KABUL. En el hospital Indira Gandhi de Kabul muere cada semana una media de dos niños por desnutrición. Una fría estadística que se hace realidad en las tres habitaciones de la Unidad de Desnutrición que los responsables han adecuado para poder atender a los pequeños que vienen de todo el país. Bahara ha cumplido un año y pesa cuatro kilos. Su madre viajó desde Parwan a Kabul hace quince días «porque se moría» y, según las enfermeras, no podrá ser dada de alta hasta que llegue a los 5,2 kilos. Junto a Bahara, otros treinta niños tratan de recuperarse en este centro. Sus cuatro hermanos le esperan con su padre en el jardín de entrada a este hospital. Toda su energía se concentra en sus ojos, unos enormes ojos marrones que parecen querer devorar cada instante de vida que se pone frente a ellos. «¿Crees que alguien que tiene a su hijo así puede estar interesado en las elecciones?», se pregunta el Director del centro, el doctor Nourolhaq Yusefzai. Los profesionales a sus órdenes reciben un sueldo medio de 10.000 afganis mensuales, unos 140 euros al cambio, y tiene que completar su equipo con estudiantes en prácticas y voluntarios para atender las 370 camas.
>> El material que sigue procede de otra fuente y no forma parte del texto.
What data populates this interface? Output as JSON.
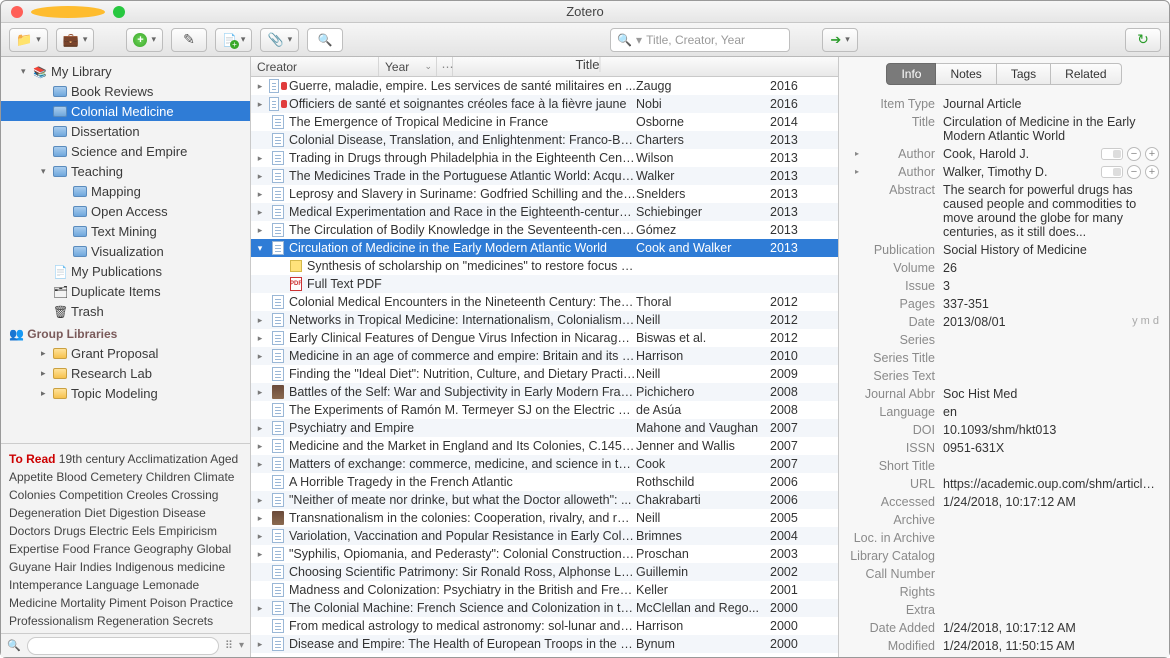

El director del centro no oculta su indignación con unos comicios que han costado una verdadera fortuna -más de trescientos millones de euros- mientras en sus habitaciones cada semana mueren niños de hambre. «Con lo que cobra uno solo de los soldados internacionales, tenemos para el presupuesto de un mes», lamenta. Los niños apenas lloran. No protestan. Algunos duermen bajo las mosquiteras y parecen cadáveres. Permanecen en sus camitas boca arriba bajo la atenta mirada de las madres que miran una y otra vez las cartulinas con las anotaciones de sus pesos, desesperadas por cada día que pasa sin que engorden. Sherifa tiene ocho meses e ingresó pesando tres kilos y medio. Acaba de superar los cuatro y su madre espera regresar pronto a Kandahar, al sur del país, donde le esperan otros siete hijos. «Es la segunda vez que le tengo que traer por culpa de los problemas que tiene en el estómago», susurra la madre escondida tras un pañuelo oscuro. «La mayor parte de ellos son muy pobres y a esto se le suma que son incultos», asegura una de las enfermeras que se dispone a pesar a Momenar. Desnudos y sujetados por arneses, se cuelga a los niños de un peso que es el que dicta sentencia cada jornada. «Nueve kilos y medio», anota en su inseparable cuaderno. Momenar tiene tres años. La malnutrición crónica afecta al 54 por ciento de los menores de cinco años en Afganistán, según datos de UNICEF, «una cifra altísima cuya razón es una mezcla entre la pobreza y la ignorancia», asegura Farida Ayari, funcionaria de la agencia de Naciones Unidas para el cuidado de la infancia. El 68 por ciento de los niños del país está por debajo del peso para sus edades y el índice de mortandad entre las parturientas sólo es superado por Sierra Leona. Hoy no dan ningún alta en el hospital. Mojgham es quien más preocupa porque no está respondiendo bien al tratamiento. Cubierta por un pijama naranja, sus puños cerrados parecen querer luchar cada vez que respira. Lo hace de forma muy pausada. Ella está sola, su madre ha tenido que ir a casa a cuidar de la prole. Duerme, pero no parece tranquila. Su estado arroja muchas dudas y mañana puede ser un día clave para saber si sobrevivirá o no.